Per the Post-Guild collective bargaining agreement (which the Post Guild unit
voted in mid-April to extend one additional month, to June 7), negotiations
over the terms of the buyout were mandatory. A Guild committee consisting of
Darlene Meyer, Ann Marie Ditchey, Sandi Randall, Mike Gronowski, Dave Robie,
Eddy Palanzo, Joe Kahraman, and Rick Ehrmann negotiated with Post management
on April 13, 16, 20, 21, and 22. The Guild was able to negotiate some improvements,
such as an increase in the number of eligible employees, which the Post had
originally set at 84.
The eligibility list now includes limited numbers of Directories and Real Estate Account Executives, Metro and Travel Reporters, National Night Editors, and a News Aide.
The Guild also negotitated an increase to the Cash Pension Supplement, from $210 per year of service to $225 per year for up to 30 years – an increase from $6,300 to $6,750 – and increased the Pre-Age-65 annual supplement from $3,500 to $4000. The Guild also was able to negotiate a written guarantee that VRIP retirement benefits for those who accept it will not be reduced in the future.
In the end, the Guild did not sign onto the final result because The Post refused to increase the lump-sum amount.
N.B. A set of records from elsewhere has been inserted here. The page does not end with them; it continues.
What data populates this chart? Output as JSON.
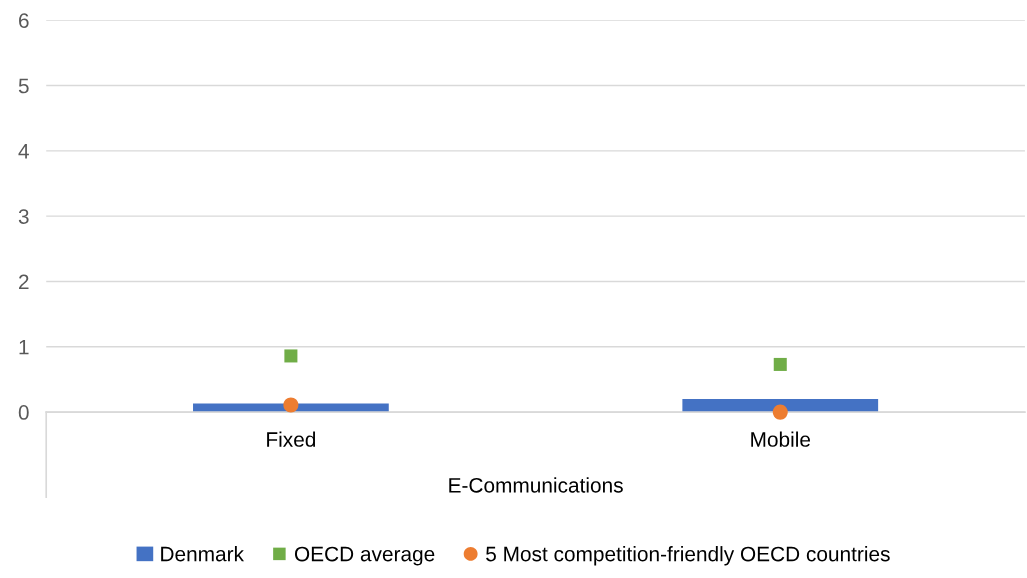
{
  "chart_data": {
    "type": "bar",
    "categories": [
      "Fixed",
      "Mobile"
    ],
    "xlabel": "E-Communications",
    "ylim": [
      0,
      6
    ],
    "yticks": [
      0,
      1,
      2,
      3,
      4,
      5,
      6
    ],
    "grid": "y",
    "legend": "bottom",
    "series": [
      {
        "name": "Denmark",
        "color": "#4472c4",
        "values": [
          0.13,
          0.2
        ]
      },
      {
        "name": "OECD average",
        "type": "scatter",
        "marker": "square",
        "color": "#70ad47",
        "values": [
          0.86,
          0.73
        ]
      },
      {
        "name": "5 Most competition-friendly OECD countries",
        "type": "scatter",
        "marker": "circle",
        "color": "#ed7d31",
        "values": [
          0.11,
          0.0
        ]
      }
    ]
  }
}
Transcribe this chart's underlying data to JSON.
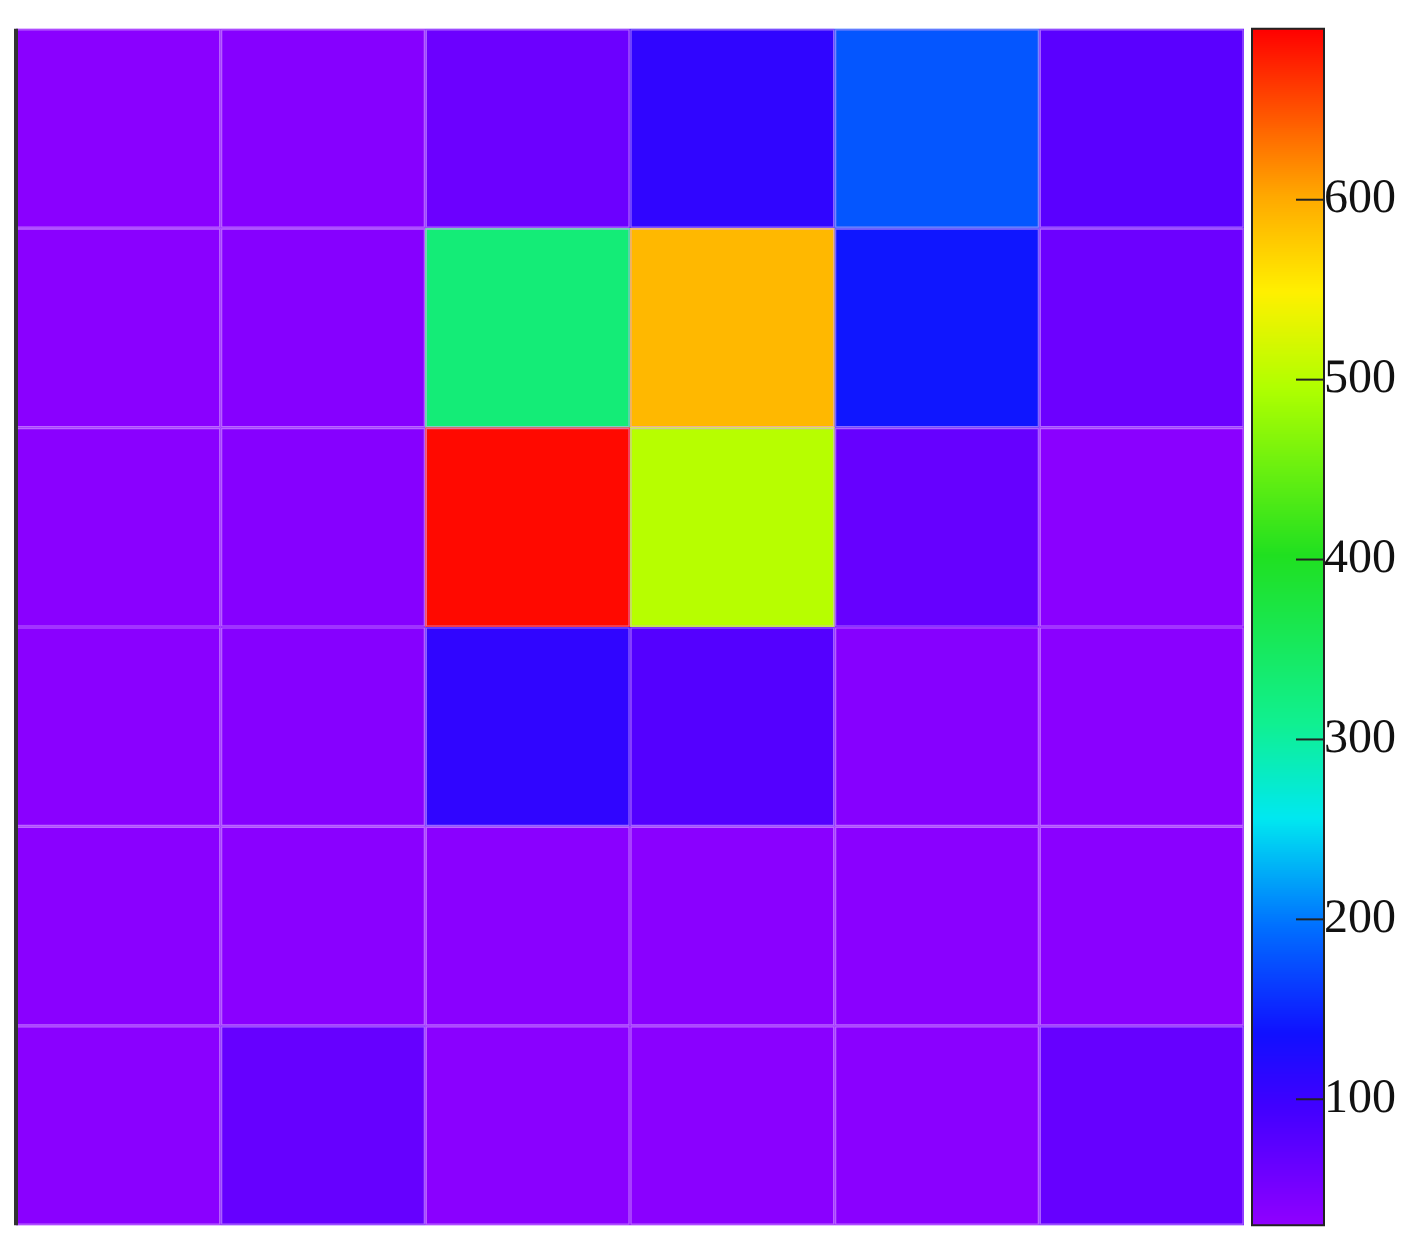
{
  "chart_data": {
    "type": "heatmap",
    "categories": [
      null,
      null,
      null,
      null,
      null,
      null
    ],
    "y_categories": [
      null,
      null,
      null,
      null,
      null,
      null
    ],
    "cells": [
      [
        35,
        38,
        60,
        110,
        180,
        75
      ],
      [
        35,
        38,
        330,
        590,
        140,
        60
      ],
      [
        35,
        38,
        690,
        500,
        65,
        35
      ],
      [
        35,
        38,
        110,
        80,
        38,
        35
      ],
      [
        35,
        35,
        35,
        35,
        35,
        35
      ],
      [
        35,
        65,
        35,
        35,
        35,
        65
      ]
    ],
    "clim": [
      30,
      695
    ],
    "cticks": [
      100,
      200,
      300,
      400,
      500,
      600
    ],
    "tick_labels": false
  }
}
However, all the Guild-negotiated improvements will be included in the packets distributed to eligible employees. Here are the main features of the buyout:
1. One-hundred-four News and Commercial employees in specific full- and part-time positions will receive offers;
2. These employees will be 50 years old by Dec. 31 and have at least five years of service;
3. The retirement cash-incentive is equal to one-half of annual salary to one-and-a-half years of annual salary, depending on years of service;
4. Early retirement benefits will be increased by adding five years to the employee's age (e.g. an employee who is 60 will receive the benefits normally paid at age 65);
5. Cash pension supplement increased to $225 per year of service up to 30 years;
6. Pre-Age-65 health benefit supplement increased to $4,000 per year;
Congratulations if you are one of the people who will be able to take advantage of this offer after long years of dedicated service. You deserve it!
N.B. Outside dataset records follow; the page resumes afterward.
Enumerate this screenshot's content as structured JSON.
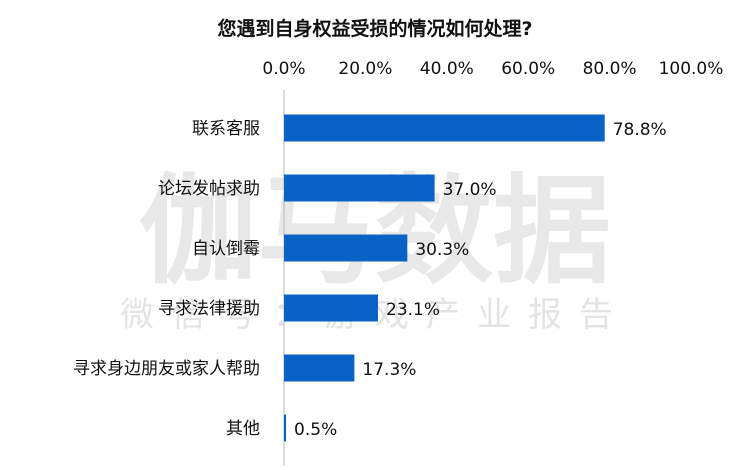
{
  "chart_data": {
    "type": "bar",
    "orientation": "horizontal",
    "title": "您遇到自身权益受损的情况如何处理?",
    "categories": [
      "联系客服",
      "论坛发帖求助",
      "自认倒霉",
      "寻求法律援助",
      "寻求身边朋友或家人帮助",
      "其他"
    ],
    "values": [
      78.8,
      37.0,
      30.3,
      23.1,
      17.3,
      0.5
    ],
    "value_labels": [
      "78.8%",
      "37.0%",
      "30.3%",
      "23.1%",
      "17.3%",
      "0.5%"
    ],
    "x_ticks": [
      "0.0%",
      "20.0%",
      "40.0%",
      "60.0%",
      "80.0%",
      "100.0%"
    ],
    "xlim": [
      0,
      100
    ],
    "x_axis_position": "top",
    "grid": false,
    "bar_color": "#0b62c5"
  },
  "watermark": {
    "main": "伽马数据",
    "sub": "微信号：游戏产业报告"
  }
}
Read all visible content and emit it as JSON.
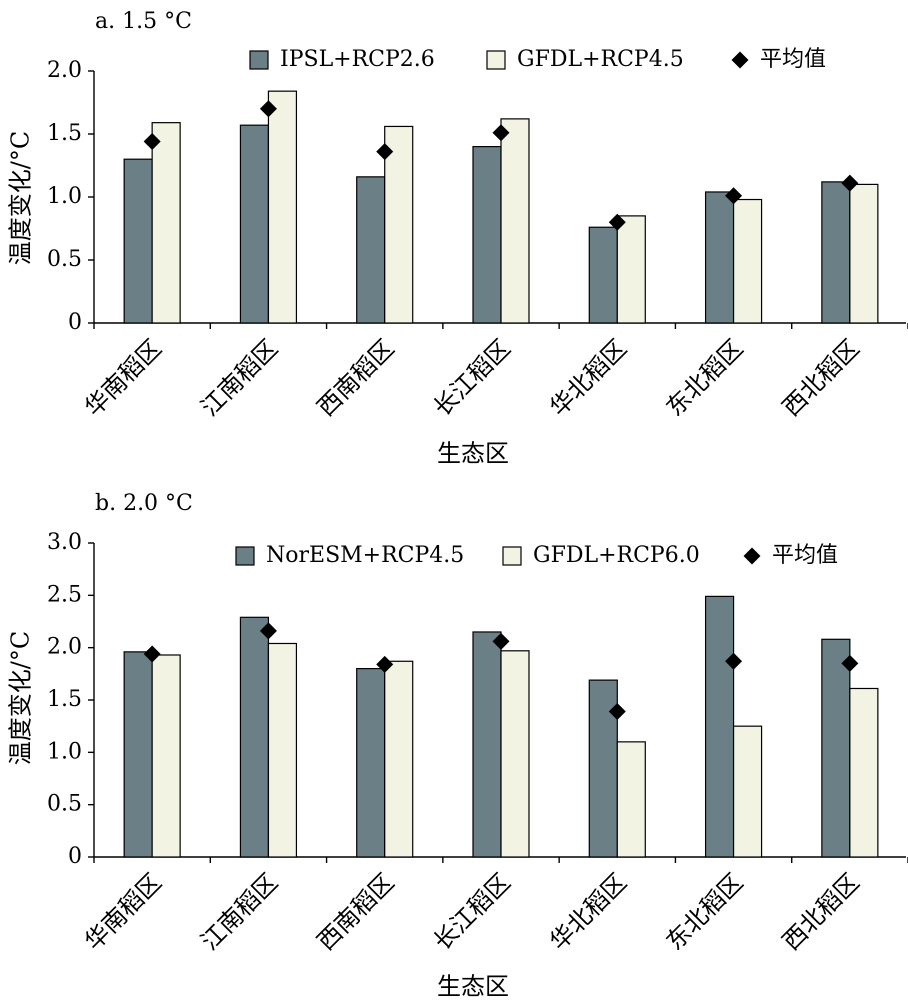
{
  "chart_data": [
    {
      "type": "bar",
      "title": "a. 1.5 °C",
      "xlabel": "生态区",
      "ylabel": "温度变化/°C",
      "ylim": [
        0,
        2.0
      ],
      "yticks": [
        0,
        0.5,
        1.0,
        1.5,
        2.0
      ],
      "ytick_labels": [
        "0",
        "0.5",
        "1.0",
        "1.5",
        "2.0"
      ],
      "categories": [
        "华南稻区",
        "江南稻区",
        "西南稻区",
        "长江稻区",
        "华北稻区",
        "东北稻区",
        "西北稻区"
      ],
      "series": [
        {
          "name": "IPSL+RCP2.6",
          "kind": "bar",
          "color": "#6b7f87",
          "values": [
            1.3,
            1.57,
            1.16,
            1.4,
            0.76,
            1.04,
            1.12
          ]
        },
        {
          "name": "GFDL+RCP4.5",
          "kind": "bar",
          "color": "#f2f3e2",
          "values": [
            1.59,
            1.84,
            1.56,
            1.62,
            0.85,
            0.98,
            1.1
          ]
        },
        {
          "name": "平均值",
          "kind": "marker",
          "marker": "diamond",
          "color": "#000000",
          "values": [
            1.44,
            1.7,
            1.36,
            1.51,
            0.8,
            1.01,
            1.11
          ]
        }
      ],
      "grid": false,
      "legend": "top"
    },
    {
      "type": "bar",
      "title": "b. 2.0 °C",
      "xlabel": "生态区",
      "ylabel": "温度变化/°C",
      "ylim": [
        0,
        3.0
      ],
      "yticks": [
        0,
        0.5,
        1.0,
        1.5,
        2.0,
        2.5,
        3.0
      ],
      "ytick_labels": [
        "0",
        "0.5",
        "1.0",
        "1.5",
        "2.0",
        "2.5",
        "3.0"
      ],
      "categories": [
        "华南稻区",
        "江南稻区",
        "西南稻区",
        "长江稻区",
        "华北稻区",
        "东北稻区",
        "西北稻区"
      ],
      "series": [
        {
          "name": "NorESM+RCP4.5",
          "kind": "bar",
          "color": "#6b7f87",
          "values": [
            1.96,
            2.29,
            1.8,
            2.15,
            1.69,
            2.49,
            2.08
          ]
        },
        {
          "name": "GFDL+RCP6.0",
          "kind": "bar",
          "color": "#f2f3e2",
          "values": [
            1.93,
            2.04,
            1.87,
            1.97,
            1.1,
            1.25,
            1.61
          ]
        },
        {
          "name": "平均值",
          "kind": "marker",
          "marker": "diamond",
          "color": "#000000",
          "values": [
            1.94,
            2.16,
            1.84,
            2.06,
            1.39,
            1.87,
            1.85
          ]
        }
      ],
      "grid": false,
      "legend": "top"
    }
  ]
}
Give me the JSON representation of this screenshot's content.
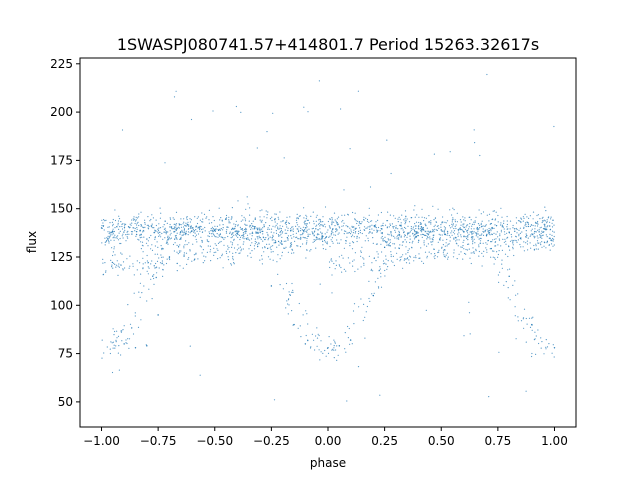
{
  "chart_data": {
    "type": "scatter",
    "title": "1SWASPJ080741.57+414801.7 Period 15263.32617s",
    "xlabel": "phase",
    "ylabel": "flux",
    "xlim": [
      -1.095,
      1.095
    ],
    "ylim": [
      37,
      228
    ],
    "xticks": [
      -1.0,
      -0.75,
      -0.5,
      -0.25,
      0.0,
      0.25,
      0.5,
      0.75,
      1.0
    ],
    "xtick_labels": [
      "−1.00",
      "−0.75",
      "−0.50",
      "−0.25",
      "0.00",
      "0.25",
      "0.50",
      "0.75",
      "1.00"
    ],
    "yticks": [
      50,
      75,
      100,
      125,
      150,
      175,
      200,
      225
    ],
    "ytick_labels": [
      "50",
      "75",
      "100",
      "125",
      "150",
      "175",
      "200",
      "225"
    ],
    "grid": false,
    "marker_color": "#1f77b4",
    "series": [
      {
        "profile_description_values": {
          "phase_range": [
            -1.0,
            1.0
          ],
          "baseline_flux_band": [
            130,
            148
          ],
          "secondary_band": [
            118,
            132
          ],
          "eclipse_minimum_flux": [
            75,
            82
          ],
          "eclipse_phases": [
            -1.0,
            -0.85,
            0.0,
            1.0
          ],
          "outlier_flux_max": 222
        },
        "points": [
          [
            -1.0,
            140
          ],
          [
            -0.95,
            138
          ],
          [
            -0.9,
            80
          ],
          [
            -0.85,
            78
          ],
          [
            -0.8,
            79
          ],
          [
            -0.75,
            95
          ],
          [
            -0.7,
            125
          ],
          [
            -0.65,
            138
          ],
          [
            -0.6,
            140
          ],
          [
            -0.5,
            139
          ],
          [
            -0.4,
            137
          ],
          [
            -0.3,
            135
          ],
          [
            -0.25,
            110
          ],
          [
            -0.15,
            90
          ],
          [
            -0.1,
            80
          ],
          [
            0.0,
            78
          ],
          [
            0.05,
            79
          ],
          [
            0.1,
            82
          ],
          [
            0.2,
            105
          ],
          [
            0.25,
            130
          ],
          [
            0.3,
            140
          ],
          [
            0.4,
            141
          ],
          [
            0.5,
            139
          ],
          [
            0.6,
            138
          ],
          [
            0.7,
            136
          ],
          [
            0.8,
            115
          ],
          [
            0.9,
            90
          ],
          [
            1.0,
            78
          ]
        ]
      }
    ]
  }
}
Separate Program for Jobs Being Eliminated
The same Guild committee that negotiated VRIP improvements bargained with the Post over the "Separation Incentive Program" for jobs that are being contracted out or otherwise eliminated: Guild-covered employees in the Consumer-to-Consumer and Jobs Business Development Call Centers, Jobs Business Development Inside Major Accounts Team, and Jobs Major Accounts Unit. Affected employees include some who do not meet the age and years-of-service requirements of the VRIP.
The Guild contract bars the Post from laying off employees as a direct result of contracting out. The Guild was able to improve the lump-sum payment amount in each payment category: Up to four years of service from $2,500 to $3,700; five-to-nine-years from $5,000 to $6,700; 10-19 years of service from $7,500 to $9,700; and 20 years or more from $10,000 to $15,700.
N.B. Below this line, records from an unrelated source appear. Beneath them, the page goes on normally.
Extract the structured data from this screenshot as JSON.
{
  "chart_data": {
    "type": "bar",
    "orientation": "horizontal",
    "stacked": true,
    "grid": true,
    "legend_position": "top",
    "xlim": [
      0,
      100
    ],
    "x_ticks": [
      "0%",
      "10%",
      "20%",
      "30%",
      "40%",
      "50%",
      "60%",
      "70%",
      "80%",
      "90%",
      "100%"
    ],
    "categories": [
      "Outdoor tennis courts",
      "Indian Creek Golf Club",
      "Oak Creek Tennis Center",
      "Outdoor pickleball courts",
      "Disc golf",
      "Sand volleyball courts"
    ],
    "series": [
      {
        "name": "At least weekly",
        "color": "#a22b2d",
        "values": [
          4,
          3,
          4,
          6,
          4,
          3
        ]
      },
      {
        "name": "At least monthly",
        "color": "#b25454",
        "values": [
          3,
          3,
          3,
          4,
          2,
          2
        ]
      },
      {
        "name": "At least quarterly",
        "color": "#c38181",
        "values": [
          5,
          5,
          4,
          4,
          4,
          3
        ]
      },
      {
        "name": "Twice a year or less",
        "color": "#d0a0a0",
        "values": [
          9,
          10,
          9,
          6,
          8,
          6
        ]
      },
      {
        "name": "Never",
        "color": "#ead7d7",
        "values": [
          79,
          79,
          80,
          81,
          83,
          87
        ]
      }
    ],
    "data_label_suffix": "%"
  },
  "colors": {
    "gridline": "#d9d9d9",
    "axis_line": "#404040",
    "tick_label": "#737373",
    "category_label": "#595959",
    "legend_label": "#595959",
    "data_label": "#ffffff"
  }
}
Employees would receive these amounts in addition to the Guild-Post Contract severance pay amount of one week’s pay for every six months of employment. COBRA health-insurance benefits would be covered for up to nine months by the federal government’s economic recovery program, which includes 65 percent of COBRA premiums for up to nine months.
Employees not eligible for this federal payment will receive 65 percent of COBRA premiums from the Post for either six months (if less than 20 years of service) or nine months (more than 20 years).